Born in Nashua, New Hampshire in 1875 to a family of bricklayers and carpenters, Ernest A. Batchelder came to Pasadena at the dawn of the 20th century to teach art at Throop Polytechnic Institute (now CalTech). Decisively contradicting the old "Those who can, do; those who can’t, teach" adage, in 1910, Batchelder set up a kiln at his home overlooking the Arroyo Seco and began producing distinctive decorative tile.
What started as "a back yard experiment with a portable kiln having a capacity of one hundred and fifty 6x6 tiles," in the artist’s own words, soon became a runaway success. By the 1920s, Batchelder tiles could be found in homes, shops, restaurants, and hotels across America. At its peak, Batchelder’s factory had 150 artisans working to keep up with demand.
But like so many other businesses, the company fell victim to the Great Depression, and the artist reverted once again to a home studio. He continued to produce pottery until the early 1950s, and make a further impact on the artistic landscape through his many students and acolytes.
This week, the Pasadena Museum of History unveiled the first local exhibition dedicated to the work and legacy of the artist, author, and educator. The exhibit was curated by LA’s preemininent architecture scholar, Robert Winter, who has lived in the renowned tilemaker’s former home since 1971. At a press preview on Wednesday, the historian offered some insight into Batchelder tile’s popularity:
"Not only were they beautiful, they were affordable to middle-class people. Not cheap, but relatively inexpensive—unlike today!"
Though he could have undoubtedly netted a pretty penny selling it, happily for the general public, Winter has donated an extensive collection of Batchelder tile, art, and archival materials to the museum. Items from Winter’s collection on exhibit include iconic floral-, mythical-, and avian-themed tiles.
The show also features works supplied by the tilemaker’s family, including a massive carved medallion with Batchelder’s initials and insignia—"the Green Rabbit"—that once hung outside his Pasadena home.

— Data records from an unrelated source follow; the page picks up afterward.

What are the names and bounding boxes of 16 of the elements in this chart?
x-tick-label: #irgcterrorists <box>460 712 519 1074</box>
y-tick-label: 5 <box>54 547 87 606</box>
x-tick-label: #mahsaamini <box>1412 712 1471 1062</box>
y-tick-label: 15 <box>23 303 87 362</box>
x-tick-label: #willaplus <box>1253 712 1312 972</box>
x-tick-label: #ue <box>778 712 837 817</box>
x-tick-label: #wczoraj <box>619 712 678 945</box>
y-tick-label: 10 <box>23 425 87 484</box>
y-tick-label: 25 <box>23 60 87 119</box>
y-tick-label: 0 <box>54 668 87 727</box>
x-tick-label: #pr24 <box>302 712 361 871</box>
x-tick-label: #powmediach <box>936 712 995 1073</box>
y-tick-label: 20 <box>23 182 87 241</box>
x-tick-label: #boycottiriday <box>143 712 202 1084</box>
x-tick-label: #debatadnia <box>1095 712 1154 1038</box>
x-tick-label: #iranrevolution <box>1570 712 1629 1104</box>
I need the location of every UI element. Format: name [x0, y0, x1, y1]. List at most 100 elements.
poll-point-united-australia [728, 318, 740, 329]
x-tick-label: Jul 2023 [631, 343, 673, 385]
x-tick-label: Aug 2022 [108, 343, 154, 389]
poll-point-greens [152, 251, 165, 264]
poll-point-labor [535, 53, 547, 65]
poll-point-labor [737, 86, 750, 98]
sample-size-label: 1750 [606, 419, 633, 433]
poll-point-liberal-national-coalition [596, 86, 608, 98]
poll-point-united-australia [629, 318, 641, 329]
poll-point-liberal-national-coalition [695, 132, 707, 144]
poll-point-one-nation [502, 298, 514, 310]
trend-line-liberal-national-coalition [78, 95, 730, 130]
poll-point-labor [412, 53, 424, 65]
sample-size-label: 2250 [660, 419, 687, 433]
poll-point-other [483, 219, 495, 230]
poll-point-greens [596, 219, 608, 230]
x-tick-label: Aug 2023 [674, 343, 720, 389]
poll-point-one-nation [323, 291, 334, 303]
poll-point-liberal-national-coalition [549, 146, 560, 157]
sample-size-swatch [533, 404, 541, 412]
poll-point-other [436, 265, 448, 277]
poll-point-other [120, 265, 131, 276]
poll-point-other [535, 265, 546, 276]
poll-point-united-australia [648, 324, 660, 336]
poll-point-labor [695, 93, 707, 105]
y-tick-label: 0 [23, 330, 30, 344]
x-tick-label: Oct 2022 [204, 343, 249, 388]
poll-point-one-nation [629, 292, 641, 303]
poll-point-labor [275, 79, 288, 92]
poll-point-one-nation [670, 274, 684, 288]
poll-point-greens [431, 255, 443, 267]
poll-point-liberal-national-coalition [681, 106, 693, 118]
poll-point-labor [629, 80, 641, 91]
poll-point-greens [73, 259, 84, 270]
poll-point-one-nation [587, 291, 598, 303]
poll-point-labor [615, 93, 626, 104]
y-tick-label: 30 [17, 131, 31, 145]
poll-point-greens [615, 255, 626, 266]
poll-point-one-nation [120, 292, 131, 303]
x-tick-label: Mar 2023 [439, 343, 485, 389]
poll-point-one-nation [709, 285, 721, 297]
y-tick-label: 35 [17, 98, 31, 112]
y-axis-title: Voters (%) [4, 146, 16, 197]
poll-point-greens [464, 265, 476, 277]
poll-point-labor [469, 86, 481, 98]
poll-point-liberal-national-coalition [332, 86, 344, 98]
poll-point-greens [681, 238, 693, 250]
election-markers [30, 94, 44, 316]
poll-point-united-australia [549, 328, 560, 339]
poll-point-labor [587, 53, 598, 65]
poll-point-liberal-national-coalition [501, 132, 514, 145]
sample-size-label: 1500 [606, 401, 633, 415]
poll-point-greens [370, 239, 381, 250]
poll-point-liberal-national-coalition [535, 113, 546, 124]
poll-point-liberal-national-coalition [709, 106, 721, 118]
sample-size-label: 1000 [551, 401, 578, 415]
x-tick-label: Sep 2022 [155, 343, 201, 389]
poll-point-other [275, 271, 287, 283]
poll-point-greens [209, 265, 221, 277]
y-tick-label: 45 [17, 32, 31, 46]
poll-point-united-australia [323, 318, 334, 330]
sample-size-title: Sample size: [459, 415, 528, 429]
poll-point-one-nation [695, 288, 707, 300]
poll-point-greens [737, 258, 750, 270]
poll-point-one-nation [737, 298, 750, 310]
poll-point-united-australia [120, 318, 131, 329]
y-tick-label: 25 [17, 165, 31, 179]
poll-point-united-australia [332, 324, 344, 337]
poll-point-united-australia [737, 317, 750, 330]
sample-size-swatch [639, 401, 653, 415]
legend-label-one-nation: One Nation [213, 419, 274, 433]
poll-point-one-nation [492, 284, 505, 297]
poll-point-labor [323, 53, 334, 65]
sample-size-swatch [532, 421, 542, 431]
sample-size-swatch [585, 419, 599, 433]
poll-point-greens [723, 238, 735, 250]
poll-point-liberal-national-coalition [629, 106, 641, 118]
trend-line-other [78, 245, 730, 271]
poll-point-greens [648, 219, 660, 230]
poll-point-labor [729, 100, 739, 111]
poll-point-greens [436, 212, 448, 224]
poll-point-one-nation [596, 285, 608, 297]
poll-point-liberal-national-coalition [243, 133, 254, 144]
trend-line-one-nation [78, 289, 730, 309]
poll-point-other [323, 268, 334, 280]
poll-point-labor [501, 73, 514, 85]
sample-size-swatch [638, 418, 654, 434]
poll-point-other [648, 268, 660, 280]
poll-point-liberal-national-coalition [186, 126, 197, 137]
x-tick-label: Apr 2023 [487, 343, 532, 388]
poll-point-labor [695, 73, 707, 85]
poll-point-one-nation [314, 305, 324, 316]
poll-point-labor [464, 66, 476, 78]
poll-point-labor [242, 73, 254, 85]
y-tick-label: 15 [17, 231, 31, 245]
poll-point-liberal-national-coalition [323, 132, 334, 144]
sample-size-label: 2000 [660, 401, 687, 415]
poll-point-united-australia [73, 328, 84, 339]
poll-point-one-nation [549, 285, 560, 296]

Other highlights include a large panel from the Dutch Chocolate Shop, one of Batchelder’s earliest large commissions, unearthed in 2012. Visitors can also take an immersive 3-D tour of the chocolate shop and Ernest Batchelder’s historic bungalow via a virtual reality headset designed by Matterport and Craig Sauer.
Batchelder: Tilemaker will be on display through February 12, 2017.